Is the Road to Green Energy a Driveway or a Highway?

What is the best model for power generation- a supergrid highway power distribution with few sources or a billion sources with no grid? Solar power is our largest source of green energy, but how do we make it work 24/7?

The biggest draw back to solar power is that we only get energy when the sun shines. We can develop storage systems or create an international smart grid. It’s daytime somewhere. The areas of the earth that have daylight could provide electricity to the areas in the dark. We would need to work together and become mutually trusting of other people to make it happen. That could take a while- like a few generations, and a trillion dollars, but it’s possible. The large corporations would make a lot of money moving energy around on this super-highway grid. It’s not a very satisfying approach though, and we’d still be dependent on large energy corporations.

The other end of the spectrum in power generation is having everybody be local and independent of everyone else.

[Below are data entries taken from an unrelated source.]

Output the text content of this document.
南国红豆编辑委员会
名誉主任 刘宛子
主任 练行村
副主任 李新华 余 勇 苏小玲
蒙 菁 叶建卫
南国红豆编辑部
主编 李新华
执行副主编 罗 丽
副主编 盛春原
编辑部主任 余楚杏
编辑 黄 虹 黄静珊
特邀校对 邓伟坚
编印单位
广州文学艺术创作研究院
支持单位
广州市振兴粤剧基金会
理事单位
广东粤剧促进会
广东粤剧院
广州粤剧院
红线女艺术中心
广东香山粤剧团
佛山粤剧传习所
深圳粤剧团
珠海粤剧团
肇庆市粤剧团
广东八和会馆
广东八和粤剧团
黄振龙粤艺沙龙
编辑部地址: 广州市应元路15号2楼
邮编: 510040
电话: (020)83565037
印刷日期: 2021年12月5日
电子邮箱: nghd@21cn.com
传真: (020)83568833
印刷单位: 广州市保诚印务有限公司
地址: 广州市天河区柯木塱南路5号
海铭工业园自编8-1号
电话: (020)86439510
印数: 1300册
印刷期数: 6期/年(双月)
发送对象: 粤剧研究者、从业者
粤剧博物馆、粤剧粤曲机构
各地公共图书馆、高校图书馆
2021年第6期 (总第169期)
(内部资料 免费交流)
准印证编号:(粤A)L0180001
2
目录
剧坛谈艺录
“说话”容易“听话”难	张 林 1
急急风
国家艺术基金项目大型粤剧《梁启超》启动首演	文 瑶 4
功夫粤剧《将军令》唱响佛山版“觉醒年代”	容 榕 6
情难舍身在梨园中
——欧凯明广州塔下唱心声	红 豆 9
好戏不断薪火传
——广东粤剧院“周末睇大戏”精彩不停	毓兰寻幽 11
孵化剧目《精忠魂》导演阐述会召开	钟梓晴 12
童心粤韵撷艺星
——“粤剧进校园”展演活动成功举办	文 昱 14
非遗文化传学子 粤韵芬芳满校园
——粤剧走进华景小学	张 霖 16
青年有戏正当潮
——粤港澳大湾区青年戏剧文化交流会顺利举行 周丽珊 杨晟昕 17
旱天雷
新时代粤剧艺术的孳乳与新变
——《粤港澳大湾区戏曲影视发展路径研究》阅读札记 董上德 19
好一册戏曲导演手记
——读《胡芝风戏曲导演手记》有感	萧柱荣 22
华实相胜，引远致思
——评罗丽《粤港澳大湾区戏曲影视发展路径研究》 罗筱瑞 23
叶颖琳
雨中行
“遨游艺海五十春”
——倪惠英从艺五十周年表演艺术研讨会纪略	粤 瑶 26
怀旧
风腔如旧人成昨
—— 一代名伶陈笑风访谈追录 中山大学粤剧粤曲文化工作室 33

This makes more sense, because we wouldn’t need the trillion dollar grid to implement it. We need to invent better energy storage systems, but they would be smaller in scale, and if we could redirect the grid money into local generation and storage it would be more efficient and kinder to the environment as well.

How do we convince the nation to develop a gridless energy system and keep your power in your driveway? It could start on a small scale and grow from experience. Start with a community, then expand to a town, then a county, then a region. Over time we could wean ourselves off of the grid and eliminate the need for it entirely. We need to work together to make this happen too. That could take a while- like a few generations, and a trillion dollars, but it’s worth the thought. I like this approach the best.